My suspicion that a desire for a fourth or fifth vote was holding up the opinion was confirmed this week in a public hearing before the state's judicial merit selection commission. Before the commission, the Court's chief justice, Jean Toal, acknowledged that Court was "struggling" to decide the case. Even more poignantly, she stated that cases like the school funding case “take an awfully long time to try to speak with anything like one voice.” Also tied up in the delay may be the fact that an Associate Justice, Costa Pleicones, is running to take Toals' place as chief. His primary complaint: the lag time on deciding cases. The problem is that I had initially pegged Pleicones as the Justice who might be willing to go with the majority but was openly concerned about the wisdom of intervening in school finance. In other words, while he raises a valid general point about lagging decisions, but he may very well be the 4th vote that Toal is waiting on in the school finance case. Regardless, the question is whether unanimity or near unanimity is worth the cost?

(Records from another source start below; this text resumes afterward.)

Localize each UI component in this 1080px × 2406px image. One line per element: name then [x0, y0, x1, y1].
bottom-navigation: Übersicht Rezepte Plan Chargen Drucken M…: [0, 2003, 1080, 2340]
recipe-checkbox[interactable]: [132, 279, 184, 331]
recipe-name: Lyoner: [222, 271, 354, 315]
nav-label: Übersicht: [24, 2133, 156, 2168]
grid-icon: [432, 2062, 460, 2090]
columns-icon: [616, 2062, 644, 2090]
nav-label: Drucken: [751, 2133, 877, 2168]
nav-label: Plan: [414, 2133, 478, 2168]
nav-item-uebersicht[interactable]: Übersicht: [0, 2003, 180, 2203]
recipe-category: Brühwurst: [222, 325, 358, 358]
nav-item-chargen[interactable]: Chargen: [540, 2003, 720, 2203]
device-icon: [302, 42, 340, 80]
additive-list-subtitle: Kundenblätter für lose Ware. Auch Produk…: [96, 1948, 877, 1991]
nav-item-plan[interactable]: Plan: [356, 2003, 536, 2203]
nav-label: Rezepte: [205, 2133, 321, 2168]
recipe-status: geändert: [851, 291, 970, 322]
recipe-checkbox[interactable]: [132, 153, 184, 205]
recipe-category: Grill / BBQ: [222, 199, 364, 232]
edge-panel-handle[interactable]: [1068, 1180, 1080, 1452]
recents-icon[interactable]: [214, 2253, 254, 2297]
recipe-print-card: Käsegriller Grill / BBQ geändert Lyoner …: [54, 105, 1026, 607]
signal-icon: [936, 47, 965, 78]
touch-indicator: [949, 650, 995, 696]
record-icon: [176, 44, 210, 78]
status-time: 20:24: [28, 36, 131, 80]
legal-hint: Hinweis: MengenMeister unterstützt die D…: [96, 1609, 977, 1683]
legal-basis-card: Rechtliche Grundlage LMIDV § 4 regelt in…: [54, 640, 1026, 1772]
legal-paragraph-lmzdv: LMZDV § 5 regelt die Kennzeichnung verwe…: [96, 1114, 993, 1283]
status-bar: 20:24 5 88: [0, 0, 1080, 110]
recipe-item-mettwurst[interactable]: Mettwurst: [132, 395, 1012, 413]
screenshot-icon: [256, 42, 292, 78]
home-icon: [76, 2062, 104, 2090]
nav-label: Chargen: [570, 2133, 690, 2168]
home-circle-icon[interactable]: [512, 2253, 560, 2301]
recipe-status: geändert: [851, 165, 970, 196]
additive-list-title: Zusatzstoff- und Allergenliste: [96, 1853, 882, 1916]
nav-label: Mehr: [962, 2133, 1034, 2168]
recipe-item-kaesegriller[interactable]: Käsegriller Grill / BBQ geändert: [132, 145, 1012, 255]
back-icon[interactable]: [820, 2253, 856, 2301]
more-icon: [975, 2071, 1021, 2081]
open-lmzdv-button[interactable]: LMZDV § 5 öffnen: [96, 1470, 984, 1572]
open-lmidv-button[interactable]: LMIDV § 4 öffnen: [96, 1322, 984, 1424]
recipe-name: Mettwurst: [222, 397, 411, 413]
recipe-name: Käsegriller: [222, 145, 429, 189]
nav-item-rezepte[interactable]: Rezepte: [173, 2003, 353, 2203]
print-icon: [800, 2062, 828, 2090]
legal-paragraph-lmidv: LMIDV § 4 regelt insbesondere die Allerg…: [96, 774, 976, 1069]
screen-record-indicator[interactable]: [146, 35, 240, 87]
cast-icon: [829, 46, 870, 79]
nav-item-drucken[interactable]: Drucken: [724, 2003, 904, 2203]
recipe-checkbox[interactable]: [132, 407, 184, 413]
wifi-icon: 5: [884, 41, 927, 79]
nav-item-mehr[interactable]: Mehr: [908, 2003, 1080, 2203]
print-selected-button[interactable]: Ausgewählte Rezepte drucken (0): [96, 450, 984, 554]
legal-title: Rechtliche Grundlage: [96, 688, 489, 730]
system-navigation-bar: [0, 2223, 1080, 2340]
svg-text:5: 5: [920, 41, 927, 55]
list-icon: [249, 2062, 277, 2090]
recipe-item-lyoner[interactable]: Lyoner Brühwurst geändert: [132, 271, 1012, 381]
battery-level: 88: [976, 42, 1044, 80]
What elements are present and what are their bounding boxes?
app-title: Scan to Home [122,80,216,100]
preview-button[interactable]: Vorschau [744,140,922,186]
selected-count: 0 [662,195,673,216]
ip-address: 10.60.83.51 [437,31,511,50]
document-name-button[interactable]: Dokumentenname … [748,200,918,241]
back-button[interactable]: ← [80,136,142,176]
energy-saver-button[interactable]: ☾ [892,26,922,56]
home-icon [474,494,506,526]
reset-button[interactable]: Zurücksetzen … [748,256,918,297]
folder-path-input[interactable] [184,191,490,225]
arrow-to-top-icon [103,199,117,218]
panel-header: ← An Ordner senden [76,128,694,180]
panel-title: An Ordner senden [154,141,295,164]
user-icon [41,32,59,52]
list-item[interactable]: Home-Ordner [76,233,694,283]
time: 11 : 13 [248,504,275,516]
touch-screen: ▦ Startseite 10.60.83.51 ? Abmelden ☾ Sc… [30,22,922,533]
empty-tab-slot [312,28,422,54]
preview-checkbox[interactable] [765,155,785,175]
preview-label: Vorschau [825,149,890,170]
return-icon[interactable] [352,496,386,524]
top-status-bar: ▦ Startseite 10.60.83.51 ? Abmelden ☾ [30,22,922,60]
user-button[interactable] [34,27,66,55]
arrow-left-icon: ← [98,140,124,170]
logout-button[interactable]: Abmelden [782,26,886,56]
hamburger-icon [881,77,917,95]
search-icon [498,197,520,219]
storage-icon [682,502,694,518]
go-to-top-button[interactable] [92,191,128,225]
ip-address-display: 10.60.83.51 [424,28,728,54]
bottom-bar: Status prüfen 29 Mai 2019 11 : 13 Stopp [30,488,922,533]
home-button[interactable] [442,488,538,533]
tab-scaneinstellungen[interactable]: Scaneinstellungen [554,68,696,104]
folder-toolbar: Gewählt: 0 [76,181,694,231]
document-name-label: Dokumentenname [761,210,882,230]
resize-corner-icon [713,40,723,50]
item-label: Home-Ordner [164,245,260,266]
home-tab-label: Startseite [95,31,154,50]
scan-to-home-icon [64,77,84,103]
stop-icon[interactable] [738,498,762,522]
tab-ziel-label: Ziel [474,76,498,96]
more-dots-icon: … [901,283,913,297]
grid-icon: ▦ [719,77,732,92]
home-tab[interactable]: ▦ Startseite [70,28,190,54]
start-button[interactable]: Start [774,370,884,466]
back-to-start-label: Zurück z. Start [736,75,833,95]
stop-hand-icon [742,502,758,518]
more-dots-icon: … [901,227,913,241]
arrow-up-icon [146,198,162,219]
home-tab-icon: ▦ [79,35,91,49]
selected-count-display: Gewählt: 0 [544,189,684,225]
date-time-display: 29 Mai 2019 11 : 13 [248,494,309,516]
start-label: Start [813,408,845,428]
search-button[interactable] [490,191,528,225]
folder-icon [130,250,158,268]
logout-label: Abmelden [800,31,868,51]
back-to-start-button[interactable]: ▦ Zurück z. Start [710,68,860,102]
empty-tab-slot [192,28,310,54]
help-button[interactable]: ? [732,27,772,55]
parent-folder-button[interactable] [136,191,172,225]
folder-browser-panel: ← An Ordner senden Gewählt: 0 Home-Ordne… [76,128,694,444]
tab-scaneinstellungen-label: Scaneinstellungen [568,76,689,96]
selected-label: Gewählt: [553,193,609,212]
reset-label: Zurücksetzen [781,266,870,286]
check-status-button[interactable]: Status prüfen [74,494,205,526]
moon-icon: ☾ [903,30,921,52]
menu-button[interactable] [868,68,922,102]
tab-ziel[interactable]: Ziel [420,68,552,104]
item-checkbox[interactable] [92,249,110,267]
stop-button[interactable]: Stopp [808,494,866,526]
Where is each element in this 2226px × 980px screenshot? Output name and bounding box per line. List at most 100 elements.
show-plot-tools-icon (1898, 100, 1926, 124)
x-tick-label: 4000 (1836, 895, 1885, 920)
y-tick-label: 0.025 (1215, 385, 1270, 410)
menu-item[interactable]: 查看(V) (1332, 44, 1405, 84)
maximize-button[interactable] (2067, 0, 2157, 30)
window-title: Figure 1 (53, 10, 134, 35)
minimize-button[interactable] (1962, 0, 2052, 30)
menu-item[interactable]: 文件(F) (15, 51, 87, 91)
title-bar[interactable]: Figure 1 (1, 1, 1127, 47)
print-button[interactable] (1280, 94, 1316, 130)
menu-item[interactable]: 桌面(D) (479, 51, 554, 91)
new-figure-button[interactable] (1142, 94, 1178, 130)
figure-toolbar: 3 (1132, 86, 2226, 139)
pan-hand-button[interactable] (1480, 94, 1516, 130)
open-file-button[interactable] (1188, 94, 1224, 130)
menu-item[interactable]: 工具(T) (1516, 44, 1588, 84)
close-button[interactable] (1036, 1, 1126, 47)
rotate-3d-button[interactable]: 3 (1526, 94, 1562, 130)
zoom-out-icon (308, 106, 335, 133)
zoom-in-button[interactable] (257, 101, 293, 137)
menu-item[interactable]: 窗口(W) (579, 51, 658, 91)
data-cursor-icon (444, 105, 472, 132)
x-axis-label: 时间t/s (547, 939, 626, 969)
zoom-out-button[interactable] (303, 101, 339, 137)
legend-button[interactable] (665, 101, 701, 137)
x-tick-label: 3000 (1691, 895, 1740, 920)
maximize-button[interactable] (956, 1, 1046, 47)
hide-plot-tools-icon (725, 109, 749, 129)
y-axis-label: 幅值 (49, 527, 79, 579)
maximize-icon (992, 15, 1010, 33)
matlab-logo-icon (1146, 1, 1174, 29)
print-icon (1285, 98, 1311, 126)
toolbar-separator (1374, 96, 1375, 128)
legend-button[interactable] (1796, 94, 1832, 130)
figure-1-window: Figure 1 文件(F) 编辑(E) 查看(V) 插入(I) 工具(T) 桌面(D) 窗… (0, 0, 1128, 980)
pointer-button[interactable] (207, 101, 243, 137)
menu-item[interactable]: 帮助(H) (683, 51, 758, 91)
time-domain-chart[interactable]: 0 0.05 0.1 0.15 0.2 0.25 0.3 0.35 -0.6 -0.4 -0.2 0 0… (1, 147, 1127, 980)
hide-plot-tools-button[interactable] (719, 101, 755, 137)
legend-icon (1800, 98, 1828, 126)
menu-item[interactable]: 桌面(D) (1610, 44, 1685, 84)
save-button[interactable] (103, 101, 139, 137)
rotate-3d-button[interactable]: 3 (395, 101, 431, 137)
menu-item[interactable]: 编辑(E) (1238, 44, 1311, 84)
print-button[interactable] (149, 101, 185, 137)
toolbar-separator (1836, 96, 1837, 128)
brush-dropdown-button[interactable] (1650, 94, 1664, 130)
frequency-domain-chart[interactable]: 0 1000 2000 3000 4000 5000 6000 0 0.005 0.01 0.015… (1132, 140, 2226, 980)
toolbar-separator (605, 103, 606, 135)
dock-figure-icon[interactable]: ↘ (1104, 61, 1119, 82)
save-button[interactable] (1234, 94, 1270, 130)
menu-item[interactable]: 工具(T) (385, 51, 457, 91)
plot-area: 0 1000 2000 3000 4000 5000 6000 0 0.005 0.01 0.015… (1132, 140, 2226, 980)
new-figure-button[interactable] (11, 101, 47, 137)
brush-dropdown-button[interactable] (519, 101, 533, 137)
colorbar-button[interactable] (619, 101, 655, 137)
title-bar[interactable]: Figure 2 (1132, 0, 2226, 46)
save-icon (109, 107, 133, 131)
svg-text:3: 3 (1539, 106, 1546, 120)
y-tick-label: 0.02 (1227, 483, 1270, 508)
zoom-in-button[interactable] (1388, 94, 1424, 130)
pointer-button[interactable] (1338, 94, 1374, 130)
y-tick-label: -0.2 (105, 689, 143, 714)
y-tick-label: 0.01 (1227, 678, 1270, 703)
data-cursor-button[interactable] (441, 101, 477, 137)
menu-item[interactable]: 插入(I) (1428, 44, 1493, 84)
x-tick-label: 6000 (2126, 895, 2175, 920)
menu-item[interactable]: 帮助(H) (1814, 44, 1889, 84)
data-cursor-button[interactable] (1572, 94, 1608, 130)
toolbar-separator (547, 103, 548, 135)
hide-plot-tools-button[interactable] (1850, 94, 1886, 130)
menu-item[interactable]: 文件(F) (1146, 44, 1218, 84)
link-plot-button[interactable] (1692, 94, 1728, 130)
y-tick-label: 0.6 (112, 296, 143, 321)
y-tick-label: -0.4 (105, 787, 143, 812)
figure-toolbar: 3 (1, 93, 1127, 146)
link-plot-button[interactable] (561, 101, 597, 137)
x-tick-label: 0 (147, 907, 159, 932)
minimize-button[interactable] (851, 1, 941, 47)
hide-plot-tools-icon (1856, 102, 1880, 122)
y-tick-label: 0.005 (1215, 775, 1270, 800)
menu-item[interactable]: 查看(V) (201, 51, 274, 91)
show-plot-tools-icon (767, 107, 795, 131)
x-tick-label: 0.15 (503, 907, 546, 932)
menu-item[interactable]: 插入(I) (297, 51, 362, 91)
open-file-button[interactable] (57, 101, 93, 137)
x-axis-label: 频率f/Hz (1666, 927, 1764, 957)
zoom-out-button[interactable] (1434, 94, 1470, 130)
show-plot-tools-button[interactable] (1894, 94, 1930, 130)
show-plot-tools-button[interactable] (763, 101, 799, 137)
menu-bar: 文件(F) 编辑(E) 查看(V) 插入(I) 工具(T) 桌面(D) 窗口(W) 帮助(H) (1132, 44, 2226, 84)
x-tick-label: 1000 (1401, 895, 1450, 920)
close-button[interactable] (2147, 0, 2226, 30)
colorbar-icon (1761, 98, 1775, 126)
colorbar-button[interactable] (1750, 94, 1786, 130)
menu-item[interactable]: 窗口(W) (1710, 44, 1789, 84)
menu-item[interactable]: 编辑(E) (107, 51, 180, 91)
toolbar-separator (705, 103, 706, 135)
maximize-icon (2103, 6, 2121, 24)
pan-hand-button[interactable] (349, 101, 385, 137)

The U.S. Supreme Court certainly saw it as being of the utmost importance in Brown v. Board of Education, as well as other decisions that followed. It believed the public would never accept integration if the Court itself was divided on the issue. School finance is not desegregation, but it does strike at the core function of local government and its biggest budget item. Thus, the stakes and the contentious surrounding it cannot be discounted. From this perspective, reaching for unanimity makes sense. On the other hand, if unanimity never comes, then each day wasted on unanimity was a day the Court abdicated its responsibility. A 3-2 decision serves students far better than no decision at all. Students do have rights and the law is what the majority—even if it is just a 3-2 majority--says it is, not what a hold out judge wants the law to be.